American baseball player (born 1959)

Mitchell Dean Webster (born May 16, 1959) is an American former outfielder in Major League Baseball who played from 1983 through 1995 for the Toronto Blue Jays, Montreal Expos, Chicago Cubs, Cleveland Indians, Pittsburgh Pirates and Los Angeles Dodgers. Listed at 6' 0", 185 lb., he was a switch hitter and threw left handed.

==Playing career==
Born in Larned, Kansas, Webster was selected by the Dodgers in the 23rd round of the 1977 MLB draft. He then was selected by Toronto from Los Angeles in the 1979 Minor League draft. In 1986 with Montreal, he posted career-highs with a .290 batting average and 36 stolen bases while leading the National League with 13 triples. He is one of the few players to play both major league Canadian teams, the Toronto Blue Jays and the Montreal Expos.

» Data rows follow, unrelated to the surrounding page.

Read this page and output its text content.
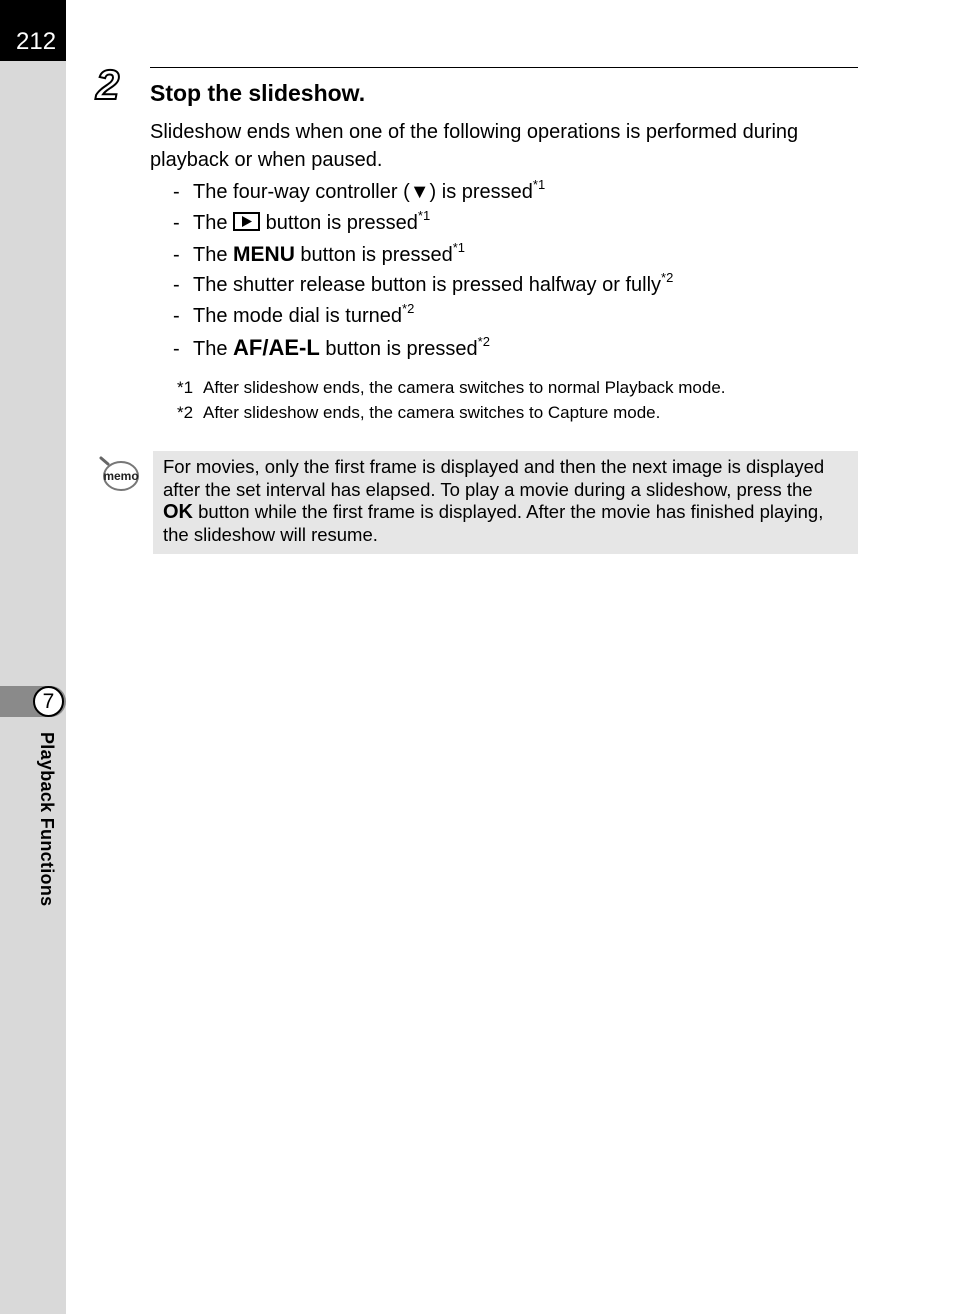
212
7
Playback Functions
2 Stop the slideshow.
Slideshow ends when one of the following operations is performed during playback or when paused.
- The four-way controller (▼) is pressed$^{*1}$
- The  button is pressed$^{*1}$
- The MENU button is pressed$^{*1}$
- The shutter release button is pressed halfway or fully$^{*2}$
- The mode dial is turned$^{*2}$
- The AF/AE-L button is pressed$^{*2}$
*1 After slideshow ends, the camera switches to normal Playback mode.
*2 After slideshow ends, the camera switches to Capture mode.
memo For movies, only the first frame is displayed and then the next image is displayed after the set interval has elapsed. To play a movie during a slideshow, press the OK button while the first frame is displayed. After the movie has finished playing, the slideshow will resume.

Webster's 1990 season with the Cleveland Indians featured a bench clearing incident between Webster and Todd Stottlemyre of the Toronto Blue Jays. In the action, Webster charged the mound but was tackled by Stottlemyre and catcher Pat Borders. In a 13-season career, Webster slashed .263/.330/.401 with 70 home runs and 160 steals in 1,265 games, driving in 342 runs and scoring 504 times while playing mostly as a leadoff hitter. As an outfielder, he committed 42 errors in 2,007 fielding chances for a .979 fielding percentage.

==Post-playing career==
Webster scouted during 14 years with the Dodgers organization, serving for eight seasons as an amateur scout before working in 2008 and 2009 as a professional scout. He also spent four seasons as a coach in the Dodgers minor league system from 1996 to 1999. In 2009, the Kansas City Royals named Webster as their Midwest Regional Scouting Supervisor. He was named to the Kansas Sports Hall of Fame in 2018.